R. El humor existe en mi obra, de hecho, porque existe en mi carácter y en mi vida. Como la mayoría de los mortales he tenido que vivir la desgracia, a veces de forma excesiva, y el humor siempre ha sido un recurso para rebajar las cosas malas. Algo que alivia, que cura, que hace mirar las cosas con mayor paciencia y tranquilidad. Literariamente es un recurso expresivo maravilloso. Cuando encuentras en una novela un elemento humorístico que te conmueve de forma risible se produce algo luminoso. Y, además, es un elemento de lucidez. El humor nos hace más lúcidos y nos hace rebajar las imposturas, poner las cosas un poco en su sitio. Yo he derivado, por interés o por instinto, hacia una cierta literatura del absurdo, una variante que siempre me ha interesado mucho. Me he reído mucho viendo las obras de Beckett, me ha fascinado ese límite a donde uno puede llegar donde hay una ruptura o una eclosión que hace que algo sea risible.

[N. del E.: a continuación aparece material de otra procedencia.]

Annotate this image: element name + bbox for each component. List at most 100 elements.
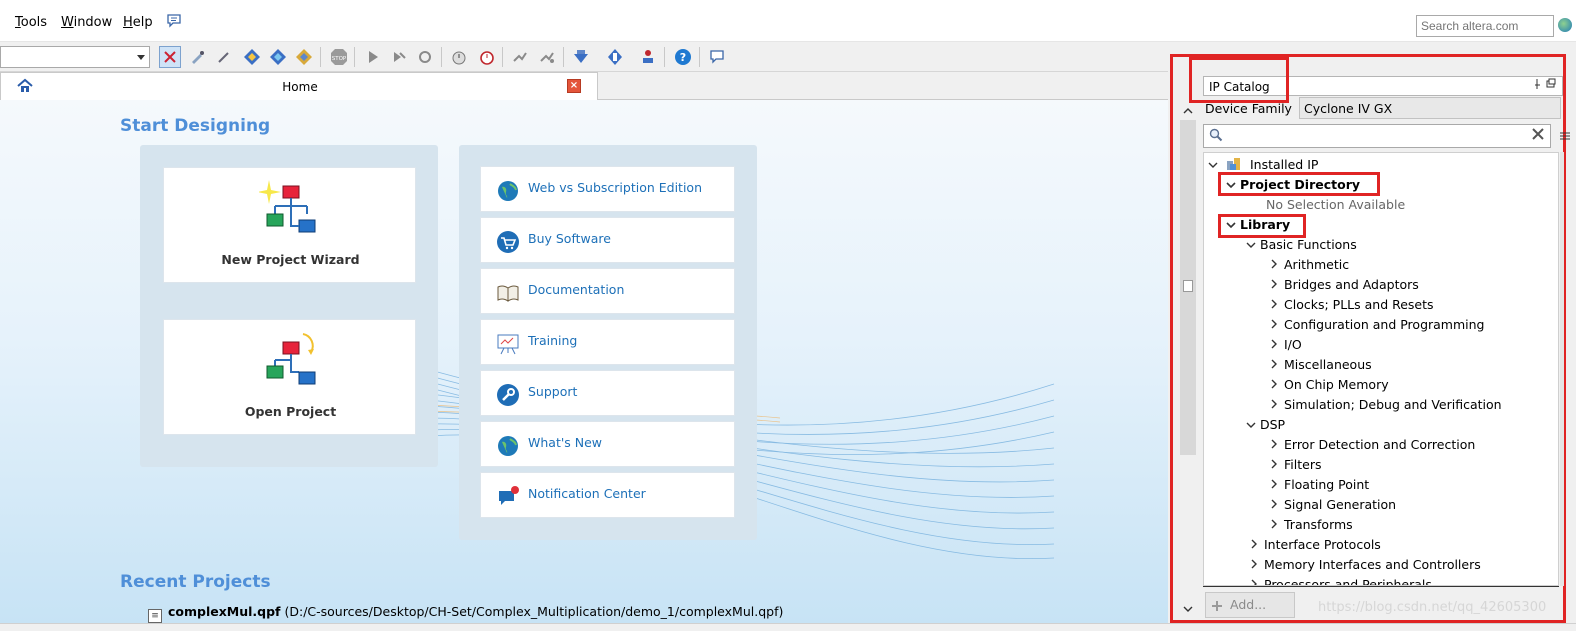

P. Siempre ha sido tildado de escritor mágico en un mundo donde impera cada vez más el realismo, en los últimos años en forma de autoficción. ¿Cómo se defiende la ficción pura, la imaginación?
R. La imaginación se defiende por sí misma y es totalmente compatible con la realidad. No soy un escritor que ha tomado una opción contraria u opuesta a algo como el realismo, sino uno instalado en una postura que hunde sus raíces en la historia de la imaginación literaria. Siempre me gustó mucho, y ha sido como un punto de referencia, aquella frase de Borges, que tan maravilloso y fascinante era en todo, que dice que la irrealidad es la auténtica condición del arte. Esto me llena de sugerencias y me hace ver un camino, el opuesto al de la realidad y el realismo, porque también es verdad que he encontrado espacios oníricos, zonas de secretos nada visibles y de interiores oscuros.

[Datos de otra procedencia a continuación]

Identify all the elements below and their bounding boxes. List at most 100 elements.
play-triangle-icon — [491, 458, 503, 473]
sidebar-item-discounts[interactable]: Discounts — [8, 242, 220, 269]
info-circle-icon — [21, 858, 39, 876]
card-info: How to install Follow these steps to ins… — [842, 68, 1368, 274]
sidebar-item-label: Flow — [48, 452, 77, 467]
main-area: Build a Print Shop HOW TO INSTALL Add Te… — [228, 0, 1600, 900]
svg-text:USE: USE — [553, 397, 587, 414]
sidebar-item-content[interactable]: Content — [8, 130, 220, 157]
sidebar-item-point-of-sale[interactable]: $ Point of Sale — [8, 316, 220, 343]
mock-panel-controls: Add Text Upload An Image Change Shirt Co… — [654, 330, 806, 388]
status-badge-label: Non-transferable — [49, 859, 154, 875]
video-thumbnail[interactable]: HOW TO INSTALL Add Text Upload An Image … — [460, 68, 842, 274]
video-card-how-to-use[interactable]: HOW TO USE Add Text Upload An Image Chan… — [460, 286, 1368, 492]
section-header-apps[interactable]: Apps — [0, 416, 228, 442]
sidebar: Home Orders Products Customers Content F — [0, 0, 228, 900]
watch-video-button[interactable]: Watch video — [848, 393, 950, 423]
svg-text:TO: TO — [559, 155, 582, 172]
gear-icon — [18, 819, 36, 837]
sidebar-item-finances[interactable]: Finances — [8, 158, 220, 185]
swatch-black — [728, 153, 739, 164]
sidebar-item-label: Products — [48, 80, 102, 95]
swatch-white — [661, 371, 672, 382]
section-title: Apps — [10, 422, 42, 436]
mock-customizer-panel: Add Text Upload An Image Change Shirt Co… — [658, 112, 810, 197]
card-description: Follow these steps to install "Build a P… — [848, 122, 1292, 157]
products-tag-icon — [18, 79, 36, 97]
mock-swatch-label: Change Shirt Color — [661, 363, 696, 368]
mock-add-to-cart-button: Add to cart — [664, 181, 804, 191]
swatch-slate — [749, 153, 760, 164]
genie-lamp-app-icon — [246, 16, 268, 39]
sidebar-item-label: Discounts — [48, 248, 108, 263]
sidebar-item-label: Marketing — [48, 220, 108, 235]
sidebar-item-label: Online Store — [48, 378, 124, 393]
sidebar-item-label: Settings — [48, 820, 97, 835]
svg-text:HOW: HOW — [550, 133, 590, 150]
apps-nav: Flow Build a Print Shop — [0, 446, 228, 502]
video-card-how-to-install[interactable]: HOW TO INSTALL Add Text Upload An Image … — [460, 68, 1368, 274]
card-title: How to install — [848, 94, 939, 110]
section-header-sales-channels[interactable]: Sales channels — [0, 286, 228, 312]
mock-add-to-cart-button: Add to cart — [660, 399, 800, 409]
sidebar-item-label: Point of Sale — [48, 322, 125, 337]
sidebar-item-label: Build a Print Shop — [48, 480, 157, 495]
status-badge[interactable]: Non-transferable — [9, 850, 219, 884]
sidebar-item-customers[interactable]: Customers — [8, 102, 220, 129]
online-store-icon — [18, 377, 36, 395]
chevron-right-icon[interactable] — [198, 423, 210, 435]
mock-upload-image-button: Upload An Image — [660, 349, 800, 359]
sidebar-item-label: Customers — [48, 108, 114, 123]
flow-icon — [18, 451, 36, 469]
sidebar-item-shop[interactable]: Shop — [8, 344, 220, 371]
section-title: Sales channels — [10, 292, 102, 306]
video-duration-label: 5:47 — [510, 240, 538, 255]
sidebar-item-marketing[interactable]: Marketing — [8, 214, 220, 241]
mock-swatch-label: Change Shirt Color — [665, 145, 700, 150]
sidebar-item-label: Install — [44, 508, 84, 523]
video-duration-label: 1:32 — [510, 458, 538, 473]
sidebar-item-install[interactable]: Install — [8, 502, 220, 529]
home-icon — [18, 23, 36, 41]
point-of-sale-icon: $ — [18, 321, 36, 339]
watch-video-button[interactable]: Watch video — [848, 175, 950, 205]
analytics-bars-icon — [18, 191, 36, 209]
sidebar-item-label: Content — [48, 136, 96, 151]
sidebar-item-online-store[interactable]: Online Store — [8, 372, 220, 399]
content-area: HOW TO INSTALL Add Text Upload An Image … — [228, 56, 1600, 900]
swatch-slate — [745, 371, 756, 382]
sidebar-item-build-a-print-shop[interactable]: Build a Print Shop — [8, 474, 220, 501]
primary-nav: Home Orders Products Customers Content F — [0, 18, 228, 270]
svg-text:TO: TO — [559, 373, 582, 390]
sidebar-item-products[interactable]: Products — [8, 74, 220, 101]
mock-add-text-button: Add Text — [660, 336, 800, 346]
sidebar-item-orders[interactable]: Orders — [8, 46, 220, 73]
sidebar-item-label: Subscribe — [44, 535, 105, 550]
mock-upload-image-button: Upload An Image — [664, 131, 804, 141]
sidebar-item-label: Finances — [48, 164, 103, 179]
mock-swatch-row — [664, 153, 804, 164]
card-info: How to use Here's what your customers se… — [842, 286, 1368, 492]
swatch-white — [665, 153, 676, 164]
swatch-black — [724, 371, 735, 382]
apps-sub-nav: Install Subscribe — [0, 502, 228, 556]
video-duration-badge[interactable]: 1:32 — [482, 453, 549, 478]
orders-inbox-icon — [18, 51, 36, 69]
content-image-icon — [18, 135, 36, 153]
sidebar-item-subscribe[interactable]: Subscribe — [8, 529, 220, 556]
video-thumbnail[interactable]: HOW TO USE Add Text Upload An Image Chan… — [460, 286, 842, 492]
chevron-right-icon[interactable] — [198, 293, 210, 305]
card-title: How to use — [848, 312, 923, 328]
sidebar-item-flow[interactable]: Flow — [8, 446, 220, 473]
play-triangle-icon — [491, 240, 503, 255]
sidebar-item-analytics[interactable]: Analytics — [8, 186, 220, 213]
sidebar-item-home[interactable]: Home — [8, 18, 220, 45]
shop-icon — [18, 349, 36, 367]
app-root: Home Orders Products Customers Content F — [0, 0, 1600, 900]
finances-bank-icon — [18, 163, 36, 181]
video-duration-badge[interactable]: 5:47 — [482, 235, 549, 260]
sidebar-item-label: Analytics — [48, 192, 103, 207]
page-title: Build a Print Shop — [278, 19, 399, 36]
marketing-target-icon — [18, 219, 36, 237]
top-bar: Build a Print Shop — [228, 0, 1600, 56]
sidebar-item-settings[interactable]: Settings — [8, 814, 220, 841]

"Estoy hastiado de la realidad. Existe, la digiero, pero cuando escribo voy a esa realidad paralela que es mi imaginación"

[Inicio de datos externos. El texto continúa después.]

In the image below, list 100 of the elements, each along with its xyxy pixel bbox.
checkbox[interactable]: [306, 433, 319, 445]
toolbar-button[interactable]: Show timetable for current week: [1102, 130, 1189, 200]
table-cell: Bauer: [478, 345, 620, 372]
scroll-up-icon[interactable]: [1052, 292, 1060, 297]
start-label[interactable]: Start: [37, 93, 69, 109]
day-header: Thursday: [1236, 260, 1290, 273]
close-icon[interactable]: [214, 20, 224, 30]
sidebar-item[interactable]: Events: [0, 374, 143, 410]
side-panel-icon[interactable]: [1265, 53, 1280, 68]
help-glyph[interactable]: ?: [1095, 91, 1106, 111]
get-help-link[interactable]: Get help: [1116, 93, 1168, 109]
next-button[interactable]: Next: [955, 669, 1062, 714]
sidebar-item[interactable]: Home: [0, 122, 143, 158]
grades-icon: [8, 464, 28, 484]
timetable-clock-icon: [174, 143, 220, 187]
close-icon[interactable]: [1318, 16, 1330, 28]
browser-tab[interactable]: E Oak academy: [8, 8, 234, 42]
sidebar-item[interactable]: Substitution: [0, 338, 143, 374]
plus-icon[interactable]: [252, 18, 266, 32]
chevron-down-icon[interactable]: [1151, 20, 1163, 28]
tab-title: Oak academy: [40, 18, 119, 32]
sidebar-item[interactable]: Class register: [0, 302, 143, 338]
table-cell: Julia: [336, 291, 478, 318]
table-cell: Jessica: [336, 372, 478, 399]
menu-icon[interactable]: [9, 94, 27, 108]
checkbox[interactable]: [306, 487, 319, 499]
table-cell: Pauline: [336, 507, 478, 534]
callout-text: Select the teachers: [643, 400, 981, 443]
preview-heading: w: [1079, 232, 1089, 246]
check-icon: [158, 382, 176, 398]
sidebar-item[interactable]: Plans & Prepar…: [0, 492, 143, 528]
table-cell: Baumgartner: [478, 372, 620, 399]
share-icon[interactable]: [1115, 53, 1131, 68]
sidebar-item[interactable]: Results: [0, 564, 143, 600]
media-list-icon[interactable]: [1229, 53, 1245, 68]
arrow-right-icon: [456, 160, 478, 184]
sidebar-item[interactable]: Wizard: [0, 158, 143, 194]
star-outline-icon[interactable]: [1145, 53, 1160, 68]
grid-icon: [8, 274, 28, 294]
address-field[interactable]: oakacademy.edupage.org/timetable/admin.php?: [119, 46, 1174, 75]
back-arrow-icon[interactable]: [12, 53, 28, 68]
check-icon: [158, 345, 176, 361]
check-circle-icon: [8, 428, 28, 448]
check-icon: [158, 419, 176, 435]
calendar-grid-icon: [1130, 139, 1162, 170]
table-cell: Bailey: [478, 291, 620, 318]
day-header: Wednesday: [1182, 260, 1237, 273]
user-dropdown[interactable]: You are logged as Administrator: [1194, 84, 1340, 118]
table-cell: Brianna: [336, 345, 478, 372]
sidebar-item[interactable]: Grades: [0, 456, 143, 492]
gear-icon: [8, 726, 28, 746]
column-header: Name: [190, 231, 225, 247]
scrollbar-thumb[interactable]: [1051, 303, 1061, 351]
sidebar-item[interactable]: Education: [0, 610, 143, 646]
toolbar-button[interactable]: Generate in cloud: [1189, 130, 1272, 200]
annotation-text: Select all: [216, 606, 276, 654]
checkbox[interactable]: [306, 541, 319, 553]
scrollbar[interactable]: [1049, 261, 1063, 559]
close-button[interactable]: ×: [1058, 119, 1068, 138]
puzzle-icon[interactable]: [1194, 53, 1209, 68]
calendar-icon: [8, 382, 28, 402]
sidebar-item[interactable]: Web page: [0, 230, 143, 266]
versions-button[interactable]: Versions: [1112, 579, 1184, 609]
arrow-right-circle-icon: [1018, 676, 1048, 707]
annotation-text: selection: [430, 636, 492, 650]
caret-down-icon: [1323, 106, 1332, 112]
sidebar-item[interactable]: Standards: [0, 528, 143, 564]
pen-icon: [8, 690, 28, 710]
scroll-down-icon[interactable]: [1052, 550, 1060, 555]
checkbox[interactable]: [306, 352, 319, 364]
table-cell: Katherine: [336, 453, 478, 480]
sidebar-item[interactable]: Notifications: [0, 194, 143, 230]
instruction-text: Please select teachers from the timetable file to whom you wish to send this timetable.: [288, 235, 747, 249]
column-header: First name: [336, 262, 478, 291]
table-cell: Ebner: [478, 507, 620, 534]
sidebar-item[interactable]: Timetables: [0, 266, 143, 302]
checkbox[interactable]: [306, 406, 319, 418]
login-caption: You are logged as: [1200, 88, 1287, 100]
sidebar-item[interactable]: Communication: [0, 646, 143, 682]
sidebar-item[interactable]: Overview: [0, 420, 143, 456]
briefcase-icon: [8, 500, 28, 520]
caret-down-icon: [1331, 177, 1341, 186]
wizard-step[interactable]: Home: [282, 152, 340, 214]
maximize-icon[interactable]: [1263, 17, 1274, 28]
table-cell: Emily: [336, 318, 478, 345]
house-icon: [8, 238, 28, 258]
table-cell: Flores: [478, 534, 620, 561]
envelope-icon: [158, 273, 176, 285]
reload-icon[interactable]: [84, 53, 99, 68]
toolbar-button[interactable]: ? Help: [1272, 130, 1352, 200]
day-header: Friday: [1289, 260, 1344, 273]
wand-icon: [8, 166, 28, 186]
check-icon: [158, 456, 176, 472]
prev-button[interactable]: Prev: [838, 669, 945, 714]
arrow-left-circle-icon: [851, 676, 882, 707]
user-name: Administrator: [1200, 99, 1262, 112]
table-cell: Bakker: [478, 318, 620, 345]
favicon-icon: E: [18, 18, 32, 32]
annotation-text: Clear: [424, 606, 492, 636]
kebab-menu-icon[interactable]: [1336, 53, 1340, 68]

P. Un camino que es el opuesto a la realidad, a la actualidad, por cuya invasión dice sentirse angustiado…
R. Sí, es cierto que estoy muy hastiado de la realidad que vivo y desde luego estoy saturado de la actualidad. Existe, la digiero, tengo mis condiciones morales, ideológicas y de todo tipo, pero cuando escribo voy a esa realidad paralela. Y desde ahí puedo encadenar visiones de lo que está ocurriendo, pero metafóricamente, a través de determinadas simbologías. Es un conducto profundamente literario que ha existido siempre en la historia de la novela y de las ficciones.
De la juventud a la vejez
P. Su anterior novela, Juventud de cristal, versaba sobre esos años adolescentes, pero en la que acaba de publicar, Los ancianos siderales, hace el tránsito directo a la vejez, ¿por qué y cómo la explora? ¿Qué es para usted?
R. No es un giro premeditado, pero es así, sí. Todo tiene que ver con la edad que uno va cumpliendo. Escribí Juventud de cristal para explicar mi concepto de lo que resultaba ser joven, de las ensoñaciones y sobre todo de los disparates. Los recuerdos de mi juventud son muy disparatados y en cómo viven la juventud mis personajes hay mucha explosión disparatada, mucha radicalidad vital de los sentimientos. A esa edad, además, todo es efímero, uno tiene un enamoramiento furibundo un día y al siguiente se olvida. Esta última nace de que me he ido haciendo mayor y a veces me miro y no acabo de ver lo anciano que soy. Lo que se puede sacar de su lectura, inquietante, perturbadora, pero a la vez divertida, espero, es una alegoría de la edad como un ensueño de perdición, pues la edad es una manera de perder. Mis personajes buscan un más allá, pero no de trascendencia religiosa, no van por ahí, sino un más allá de salvación. Un decir: bueno, esta edad termina en una quimera y vamos a hacer una conexión para que unos extraterrestres nos saquen de aquí y se acabe creando un nuevo Arca de Noé en la que surquemos en lugar de los mares los infinitos cielos de las estratosferas. Una vana pretensión, pero que nutre cierto sentido de la vejez como acabamiento, emboscamiento, y también como sustrato quimérico y quijotesco.